Publié le 21/10/2025

Auteur : EV2 (R) Elisabeth Feigneux

De la police des pêches au sauvetage en mer, ces gendarmes-techniciens contrôlent, protègent et secourent en Nouvelle-Calédonie, dans une zone maritime de près d’1,3 million de km2.

Gendarmerie maritime à bord d'une embarcation en outre-mer
La Dumbea P606, vedette de la gendarmerie maritime, fend l’eau à bonne allure à l’ouest de l’île de Grande Terre. Le major Alain, commandant du bâtiment, et ses hommes vont procéder à un contrôle de routine dans le cadre de la police des pêches. « Nous avons une double casquette : faire respecter la loi française et faire fonctionner le bateau » indique-t-il, chaque gendarme étant également électricien, mécanicien ou chef de quart. Affectés pour trois ans, ils forment, avec la brigade chargée de la protection et de la défense de la base navale, la seule présence de la gendarmerie maritime en Nouvelle-Calédonie.

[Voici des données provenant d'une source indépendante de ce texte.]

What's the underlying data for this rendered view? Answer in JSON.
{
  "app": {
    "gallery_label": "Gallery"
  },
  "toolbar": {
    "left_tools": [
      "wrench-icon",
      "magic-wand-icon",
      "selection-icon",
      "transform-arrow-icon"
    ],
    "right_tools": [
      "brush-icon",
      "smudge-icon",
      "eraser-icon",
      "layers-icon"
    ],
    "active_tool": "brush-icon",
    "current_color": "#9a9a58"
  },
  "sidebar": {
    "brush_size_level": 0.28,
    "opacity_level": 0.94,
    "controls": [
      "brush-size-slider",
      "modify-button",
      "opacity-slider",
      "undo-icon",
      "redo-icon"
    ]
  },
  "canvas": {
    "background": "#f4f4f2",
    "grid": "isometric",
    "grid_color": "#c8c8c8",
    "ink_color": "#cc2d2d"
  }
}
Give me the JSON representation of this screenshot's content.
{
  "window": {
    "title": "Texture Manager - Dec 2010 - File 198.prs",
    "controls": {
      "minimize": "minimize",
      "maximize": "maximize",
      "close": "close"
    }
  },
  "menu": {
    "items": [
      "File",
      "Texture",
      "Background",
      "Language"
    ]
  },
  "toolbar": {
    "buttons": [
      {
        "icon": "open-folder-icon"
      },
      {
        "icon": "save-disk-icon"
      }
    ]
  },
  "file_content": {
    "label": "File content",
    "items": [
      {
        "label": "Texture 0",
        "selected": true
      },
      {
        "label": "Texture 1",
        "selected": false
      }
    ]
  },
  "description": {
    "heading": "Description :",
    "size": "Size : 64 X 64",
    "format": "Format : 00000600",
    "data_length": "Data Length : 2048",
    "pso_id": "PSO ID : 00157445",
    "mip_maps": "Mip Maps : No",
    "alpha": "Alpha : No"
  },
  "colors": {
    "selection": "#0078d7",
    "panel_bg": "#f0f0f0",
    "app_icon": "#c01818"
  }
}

Garantir la souveraineté française

 

Tandis qu’ils abordent un bateau de plaisance pour inspecter la pêche du jour, le major détaille les raisons de leur présence : « Garantir la souveraineté française ». Rattachés aux Forces armées en Nouvelle-Calédonie (FANC), ils inspectent tous les bateaux naviguant dans les eaux territoriales dont les activités vont de la pêche au transport de personnes, de conteneurs ou de nickel, dont le territoire renferme 20 à 30 % des réserves mondiales : « Nous travaillons parfois avec l’Australie et la Nouvelle-Zélande afin de nous assurer de la conformité des cargaisons de pêche des navires étrangers. Nous contrôlons aussi la documentation, la route et l’équipage des navires, conformément au code ISPS (code international pour la sûreté des navires et des installations portuaires) ».

Ces missions font partie de l’action de l’État en mer (AEM). En métropole, le commandant de zone maritime (CZM) est le préfet maritime, et aussi le commandant d’arrondissement militaire. En Nouvelle-Calédonie, le CZM conseille le Haut-Commissaire, responsable de la zone maritime et des activités en mer.

Image d'une bouée sur une embarcation de la gendarmerie maritime en outre-mer

 

S’adapter aux règlements locaux

 

Les gendarmes doivent aussi composer avec les contraintes locales : « Ici, le permis bateau n’est pas obligatoire et nous devons fréquemment expliquer les règles de navigation », note le major Alain. Par ailleurs, tous les navires de l’État sont susceptibles d’intervenir sur un secours en mer, appuyant ainsi la Société nationale de sauvetage en mer : « Nous avons récemment secouru un bateau en perdition à l’entrée des passes de Nouméa et procédé à l’évacuation sanitaire de trois Australiens à bord d’un navire de croisière ».

Pour aujourd’hui, le contrôle est satisfaisant. Les pêcheurs ont respecté les quotas. L’équipage de gendarmes maritimes s’en retourne à terre dans l’attente de sa prochaine mission, dans les eaux claires du lagon ou au large de l’archipel.